La Caisse nationale de santé opère actuellement un vaste contrôle de la facturation des Kinésithérapeutes. Avec la bénédiction de l’association qui les défend, l’ALK, soucieuse de montrer patte blanche.
Si vous avez eu affaire à un kinésithérapeute exerçant en libéral l’an dernier, peut-être avez-vous reçu récemment un courrier de la CNS vous invitant à confirmer la réalité des prestations effectuées par ce professionnel de la santé à votre bénéfice et prises en charge par le tiers payant.
C’est qu’un contrôle d’une ampleur inédite vise tous les kinésithérapeutes. Il vaut des appels téléphoniques à ces praticiens de la part de patients surpris par la lettre reçue et même quelques appels de kinésithérapeutes déconcertés à leur association, l’ALK, à ce propos.

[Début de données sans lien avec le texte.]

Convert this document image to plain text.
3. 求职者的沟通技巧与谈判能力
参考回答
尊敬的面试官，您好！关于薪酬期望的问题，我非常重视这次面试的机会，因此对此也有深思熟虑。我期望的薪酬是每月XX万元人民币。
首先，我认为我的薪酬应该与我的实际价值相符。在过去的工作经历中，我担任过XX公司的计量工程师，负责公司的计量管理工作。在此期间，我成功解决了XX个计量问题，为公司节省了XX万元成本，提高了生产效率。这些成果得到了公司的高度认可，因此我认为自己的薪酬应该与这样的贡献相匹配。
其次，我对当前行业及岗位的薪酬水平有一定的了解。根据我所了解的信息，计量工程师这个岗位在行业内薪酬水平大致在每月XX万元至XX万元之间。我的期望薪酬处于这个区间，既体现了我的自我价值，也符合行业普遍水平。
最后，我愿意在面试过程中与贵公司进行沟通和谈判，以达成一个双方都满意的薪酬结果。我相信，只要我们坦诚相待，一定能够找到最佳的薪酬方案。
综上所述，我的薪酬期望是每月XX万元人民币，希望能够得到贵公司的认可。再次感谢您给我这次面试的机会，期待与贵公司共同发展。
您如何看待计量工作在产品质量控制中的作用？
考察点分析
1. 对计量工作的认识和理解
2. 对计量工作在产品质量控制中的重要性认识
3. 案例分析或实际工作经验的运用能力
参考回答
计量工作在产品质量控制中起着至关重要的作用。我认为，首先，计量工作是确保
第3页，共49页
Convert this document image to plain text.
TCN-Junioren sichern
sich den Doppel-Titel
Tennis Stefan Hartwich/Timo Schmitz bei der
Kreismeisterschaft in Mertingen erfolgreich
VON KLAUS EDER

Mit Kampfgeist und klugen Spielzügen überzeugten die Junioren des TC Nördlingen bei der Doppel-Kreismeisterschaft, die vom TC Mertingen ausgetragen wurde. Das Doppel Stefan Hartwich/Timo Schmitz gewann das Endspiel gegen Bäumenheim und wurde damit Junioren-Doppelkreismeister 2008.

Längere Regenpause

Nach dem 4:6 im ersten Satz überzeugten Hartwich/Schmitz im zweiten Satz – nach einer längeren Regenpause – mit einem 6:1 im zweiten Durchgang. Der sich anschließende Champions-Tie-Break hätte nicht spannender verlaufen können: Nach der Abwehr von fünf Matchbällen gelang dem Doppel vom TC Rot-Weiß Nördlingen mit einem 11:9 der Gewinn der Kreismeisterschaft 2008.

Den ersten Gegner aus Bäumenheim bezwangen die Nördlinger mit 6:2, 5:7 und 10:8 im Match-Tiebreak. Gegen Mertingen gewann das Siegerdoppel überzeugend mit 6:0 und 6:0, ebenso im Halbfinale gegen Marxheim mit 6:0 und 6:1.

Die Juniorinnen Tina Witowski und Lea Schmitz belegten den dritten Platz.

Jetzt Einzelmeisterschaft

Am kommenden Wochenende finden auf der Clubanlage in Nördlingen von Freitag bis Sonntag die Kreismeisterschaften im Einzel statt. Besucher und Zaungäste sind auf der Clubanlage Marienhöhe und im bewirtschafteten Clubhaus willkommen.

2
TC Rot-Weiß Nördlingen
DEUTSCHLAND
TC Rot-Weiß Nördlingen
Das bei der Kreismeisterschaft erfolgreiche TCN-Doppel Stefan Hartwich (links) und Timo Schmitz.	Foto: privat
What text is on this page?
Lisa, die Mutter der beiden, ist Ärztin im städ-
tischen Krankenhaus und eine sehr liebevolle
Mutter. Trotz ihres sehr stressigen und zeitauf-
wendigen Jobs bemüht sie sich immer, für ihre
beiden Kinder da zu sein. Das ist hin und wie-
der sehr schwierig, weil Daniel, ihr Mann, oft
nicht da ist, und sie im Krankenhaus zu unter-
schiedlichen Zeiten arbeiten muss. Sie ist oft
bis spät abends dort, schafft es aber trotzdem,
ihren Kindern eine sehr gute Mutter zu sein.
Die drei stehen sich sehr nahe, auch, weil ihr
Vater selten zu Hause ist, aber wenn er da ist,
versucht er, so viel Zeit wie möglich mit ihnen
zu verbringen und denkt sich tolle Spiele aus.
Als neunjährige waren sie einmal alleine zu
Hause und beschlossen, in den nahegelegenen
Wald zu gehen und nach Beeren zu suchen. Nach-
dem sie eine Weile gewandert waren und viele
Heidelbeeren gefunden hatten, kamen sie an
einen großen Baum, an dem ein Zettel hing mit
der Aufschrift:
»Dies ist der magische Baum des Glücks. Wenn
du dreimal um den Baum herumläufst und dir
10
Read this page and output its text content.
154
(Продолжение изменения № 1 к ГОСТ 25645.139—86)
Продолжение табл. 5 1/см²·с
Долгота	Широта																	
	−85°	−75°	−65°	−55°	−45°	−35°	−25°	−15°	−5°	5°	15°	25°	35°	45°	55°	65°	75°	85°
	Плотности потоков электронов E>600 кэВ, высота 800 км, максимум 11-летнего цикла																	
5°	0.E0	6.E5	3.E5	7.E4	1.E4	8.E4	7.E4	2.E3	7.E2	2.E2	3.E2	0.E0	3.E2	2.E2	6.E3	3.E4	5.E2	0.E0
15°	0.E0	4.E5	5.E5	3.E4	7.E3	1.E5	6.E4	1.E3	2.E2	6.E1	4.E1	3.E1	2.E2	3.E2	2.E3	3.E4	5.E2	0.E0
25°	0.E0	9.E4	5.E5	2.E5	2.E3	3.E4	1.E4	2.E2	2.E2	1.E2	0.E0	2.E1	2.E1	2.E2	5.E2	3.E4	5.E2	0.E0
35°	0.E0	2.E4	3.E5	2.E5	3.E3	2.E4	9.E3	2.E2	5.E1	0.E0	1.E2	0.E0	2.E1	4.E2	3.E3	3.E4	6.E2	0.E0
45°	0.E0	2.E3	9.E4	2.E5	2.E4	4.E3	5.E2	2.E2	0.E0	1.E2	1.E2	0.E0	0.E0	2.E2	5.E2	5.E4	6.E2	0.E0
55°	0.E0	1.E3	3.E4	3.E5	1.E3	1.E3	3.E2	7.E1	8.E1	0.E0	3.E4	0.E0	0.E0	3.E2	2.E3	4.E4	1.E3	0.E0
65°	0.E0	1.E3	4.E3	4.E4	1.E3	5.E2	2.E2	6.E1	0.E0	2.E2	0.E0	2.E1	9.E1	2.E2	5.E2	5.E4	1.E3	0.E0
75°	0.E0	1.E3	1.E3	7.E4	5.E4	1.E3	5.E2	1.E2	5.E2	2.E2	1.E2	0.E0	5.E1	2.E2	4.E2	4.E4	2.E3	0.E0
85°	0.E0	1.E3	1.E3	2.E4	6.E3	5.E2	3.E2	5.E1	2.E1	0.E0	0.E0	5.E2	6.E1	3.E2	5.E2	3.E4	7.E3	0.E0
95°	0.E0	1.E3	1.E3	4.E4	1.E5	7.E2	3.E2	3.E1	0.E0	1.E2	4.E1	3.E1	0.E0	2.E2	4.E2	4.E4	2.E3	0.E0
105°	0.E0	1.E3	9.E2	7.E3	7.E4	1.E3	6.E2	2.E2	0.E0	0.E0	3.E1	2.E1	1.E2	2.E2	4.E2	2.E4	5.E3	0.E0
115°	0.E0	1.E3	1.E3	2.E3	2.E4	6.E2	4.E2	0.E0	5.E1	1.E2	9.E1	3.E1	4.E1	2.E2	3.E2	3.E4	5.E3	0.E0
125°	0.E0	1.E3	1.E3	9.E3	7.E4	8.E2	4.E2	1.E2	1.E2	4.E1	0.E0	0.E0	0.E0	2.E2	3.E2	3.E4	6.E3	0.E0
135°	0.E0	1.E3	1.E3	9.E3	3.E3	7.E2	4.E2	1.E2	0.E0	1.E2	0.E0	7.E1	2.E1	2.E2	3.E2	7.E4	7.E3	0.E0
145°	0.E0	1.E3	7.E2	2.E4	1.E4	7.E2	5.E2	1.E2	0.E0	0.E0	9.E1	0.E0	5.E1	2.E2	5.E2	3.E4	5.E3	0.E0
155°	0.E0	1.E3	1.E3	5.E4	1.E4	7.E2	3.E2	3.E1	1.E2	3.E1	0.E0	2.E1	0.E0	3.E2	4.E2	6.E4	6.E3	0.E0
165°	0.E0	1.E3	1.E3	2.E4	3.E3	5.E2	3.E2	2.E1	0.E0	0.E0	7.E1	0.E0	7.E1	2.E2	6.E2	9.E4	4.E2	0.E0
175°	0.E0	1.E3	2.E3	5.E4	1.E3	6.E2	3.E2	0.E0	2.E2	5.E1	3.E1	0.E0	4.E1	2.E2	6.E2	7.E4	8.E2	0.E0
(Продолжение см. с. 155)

«Ce contrôle ne tombe pourtant pas de nulle part», s’étonne, pour sa part, Patrick Obertin, le président de l’Association luxembourgeoise des kinésithérapeutes. L’an dernier, en effet, souligne-t-il, la nécessité d’un contrôle avait été évoquée au mois d’avril lors d’une réunion technique de l’ALK à laquelle tous ses membres avaient été invités à participer. Tous ses membres, cela signifie près de 1200 praticiens sur les 2 000 environ que compte le pays, dont 1 600 en milieu libéral.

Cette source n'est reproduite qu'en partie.